Le président chinois Xi a échappé à la diffamation personnelle dont Poutine a fait l’objet – jusqu’à présent. Mais Washington n’a pas fait plus d’efforts pour engager avec lui une discussion sur la forme future des relations sino-américaines et sur le système mondial dont ils sont destinés à être ensemble les principaux gardiens. Xi est plus insaisissable que Poutine. Il est beaucoup moins direct, plus réservé et incarne une culture politique très différente de celle des États-Unis ou de l’Europe. Pourtant, ce n’est pas un idéologue dogmatique ni un impérialiste avide de pouvoir. Les différences culturelles peuvent trop facilement devenir une excuse pour éviter l’étude, la réflexion et l’exercice d’imagination stratégique qui s’imposent.

L’approche décrite ci-dessus vaut les efforts – et les faibles coûts – qu’elle entraine.
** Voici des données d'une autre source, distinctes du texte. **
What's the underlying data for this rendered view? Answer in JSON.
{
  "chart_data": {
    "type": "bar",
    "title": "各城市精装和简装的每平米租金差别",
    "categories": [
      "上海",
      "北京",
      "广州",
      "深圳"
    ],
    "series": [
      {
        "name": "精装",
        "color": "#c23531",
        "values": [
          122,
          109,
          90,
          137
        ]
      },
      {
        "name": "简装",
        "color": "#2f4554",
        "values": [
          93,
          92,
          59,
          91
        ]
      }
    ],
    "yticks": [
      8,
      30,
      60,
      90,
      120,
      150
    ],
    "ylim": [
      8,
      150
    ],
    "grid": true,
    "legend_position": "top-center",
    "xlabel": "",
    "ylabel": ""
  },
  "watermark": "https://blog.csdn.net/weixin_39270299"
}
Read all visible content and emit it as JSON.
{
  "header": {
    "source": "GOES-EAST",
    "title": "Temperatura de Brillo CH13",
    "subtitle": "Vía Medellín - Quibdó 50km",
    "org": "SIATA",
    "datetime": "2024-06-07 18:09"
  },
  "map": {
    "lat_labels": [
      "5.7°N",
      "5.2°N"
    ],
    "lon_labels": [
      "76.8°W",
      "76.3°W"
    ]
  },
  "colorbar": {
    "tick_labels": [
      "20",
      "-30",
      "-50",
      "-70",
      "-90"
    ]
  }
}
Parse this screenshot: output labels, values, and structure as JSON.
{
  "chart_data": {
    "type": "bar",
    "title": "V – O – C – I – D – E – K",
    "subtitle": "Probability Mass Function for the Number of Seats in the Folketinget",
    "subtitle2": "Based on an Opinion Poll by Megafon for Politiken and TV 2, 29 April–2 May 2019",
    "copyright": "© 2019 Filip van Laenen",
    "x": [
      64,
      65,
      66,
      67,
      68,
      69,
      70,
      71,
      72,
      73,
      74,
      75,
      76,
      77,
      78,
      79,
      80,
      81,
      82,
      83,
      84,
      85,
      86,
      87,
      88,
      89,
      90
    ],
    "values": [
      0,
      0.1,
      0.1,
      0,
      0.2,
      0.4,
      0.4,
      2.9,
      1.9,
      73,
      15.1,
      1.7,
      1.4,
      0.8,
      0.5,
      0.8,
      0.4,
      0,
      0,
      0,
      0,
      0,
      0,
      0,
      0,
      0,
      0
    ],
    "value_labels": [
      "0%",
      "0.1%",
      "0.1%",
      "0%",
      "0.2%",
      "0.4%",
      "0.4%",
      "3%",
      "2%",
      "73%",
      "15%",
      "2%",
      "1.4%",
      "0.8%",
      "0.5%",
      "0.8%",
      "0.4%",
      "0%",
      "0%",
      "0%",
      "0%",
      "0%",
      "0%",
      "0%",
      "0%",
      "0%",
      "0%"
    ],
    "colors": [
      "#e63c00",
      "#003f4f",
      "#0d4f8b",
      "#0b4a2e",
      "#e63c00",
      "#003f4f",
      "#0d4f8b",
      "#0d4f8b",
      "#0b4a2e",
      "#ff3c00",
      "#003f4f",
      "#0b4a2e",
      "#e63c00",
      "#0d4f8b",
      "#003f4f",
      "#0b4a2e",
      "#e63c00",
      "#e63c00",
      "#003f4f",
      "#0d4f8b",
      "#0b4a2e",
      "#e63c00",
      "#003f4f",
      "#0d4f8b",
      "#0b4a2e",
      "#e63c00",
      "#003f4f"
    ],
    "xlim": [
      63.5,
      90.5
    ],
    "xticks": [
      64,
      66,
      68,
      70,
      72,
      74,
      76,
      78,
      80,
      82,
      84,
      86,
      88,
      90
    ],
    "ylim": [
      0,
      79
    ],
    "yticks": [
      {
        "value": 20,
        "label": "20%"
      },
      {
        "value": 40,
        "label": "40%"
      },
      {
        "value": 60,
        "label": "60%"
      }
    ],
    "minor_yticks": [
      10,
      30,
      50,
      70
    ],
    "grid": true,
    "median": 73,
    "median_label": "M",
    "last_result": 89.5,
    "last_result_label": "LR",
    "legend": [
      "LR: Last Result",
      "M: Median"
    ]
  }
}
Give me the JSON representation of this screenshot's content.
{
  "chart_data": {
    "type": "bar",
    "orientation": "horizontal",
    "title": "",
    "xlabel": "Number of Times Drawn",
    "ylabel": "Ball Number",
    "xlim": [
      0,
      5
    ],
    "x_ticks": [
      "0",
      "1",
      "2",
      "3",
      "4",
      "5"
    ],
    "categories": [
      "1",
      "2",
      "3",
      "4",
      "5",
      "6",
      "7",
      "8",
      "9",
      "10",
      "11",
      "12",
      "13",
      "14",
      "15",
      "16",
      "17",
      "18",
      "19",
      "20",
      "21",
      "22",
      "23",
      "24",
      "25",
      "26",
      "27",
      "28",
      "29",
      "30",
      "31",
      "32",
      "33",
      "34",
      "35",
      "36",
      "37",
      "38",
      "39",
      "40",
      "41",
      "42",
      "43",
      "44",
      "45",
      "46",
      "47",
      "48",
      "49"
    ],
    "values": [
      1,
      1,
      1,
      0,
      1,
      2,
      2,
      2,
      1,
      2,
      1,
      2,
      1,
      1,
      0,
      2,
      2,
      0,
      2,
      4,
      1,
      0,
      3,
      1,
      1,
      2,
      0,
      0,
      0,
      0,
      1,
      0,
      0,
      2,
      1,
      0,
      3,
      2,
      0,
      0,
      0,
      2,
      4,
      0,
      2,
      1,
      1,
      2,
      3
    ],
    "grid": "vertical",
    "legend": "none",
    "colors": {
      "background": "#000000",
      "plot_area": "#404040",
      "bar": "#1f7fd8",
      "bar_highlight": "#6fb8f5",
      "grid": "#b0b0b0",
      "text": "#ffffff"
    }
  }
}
En effet, ce sont les accords entre les trois dirigeants (et leurs collègues de haut rang) qui sont de la plus haute importance. En d’autres termes, il s’agit de s’entendre sur la manière dont ils perçoivent la forme et la structure des affaires mondiales, sur les points où leurs intérêts s’opposent ou convergent, et sur la manière de relever le double défi consistant à : 1) gérer les points de friction qui peuvent surgir ; et 2) travailler ensemble pour assurer les fonctions de « maintenance du système » dans les domaines de l’économie et de la sécurité.

À l’heure actuelle, il n’y a aucune chance que les dirigeants américains aient le courage ou la vision nécessaire pour s’engager dans cette voie. Ni Biden et son équipe, ni leurs rivaux républicains ne sont à la hauteur. En vérité, les dirigeants américains sont psychologiquement et intellectuellement incapables de réfléchir sérieusement aux conditions d’un partage du pouvoir avec la Chine, avec la Russie ou avec n’importe qui d’autre – et de développer des mécanismes pour y parvenir à différentes échéances. Washington est trop préoccupé par l’équilibre naval en Asie de l’Est pour réfléchir à des stratégies générales. Ses dirigeants sont trop complaisants à l’égard des failles profondes de nos structures économiques, et trop gaspilleurs en dissipant des billions dans des entreprises chimériques visant à exorciser un ennemi mythique pour se préparer à une entreprise diplomatique du type de celle à laquelle une Amérique égocentrique n’a jamais été confrontée auparavant.

Nous sommes proches d’un état qui se rapproche de ce que les psychologues appellent la « dissociation ».  Elle se caractérise par une incapacité à voir et à accepter les réalités telles qu’elles sont pour des raisons émotionnelles profondes. La tension générée pour une nation ainsi constituée lorsqu’elle est confrontée à la réalité objective n’oblige pas à une prise de conscience accrue ou à un changement de comportement si la caractéristique dominante de cette réalité est constituée par les attitudes et les opinions exprimées par d’autres personnes qui partagent les illusions sous-jacentes.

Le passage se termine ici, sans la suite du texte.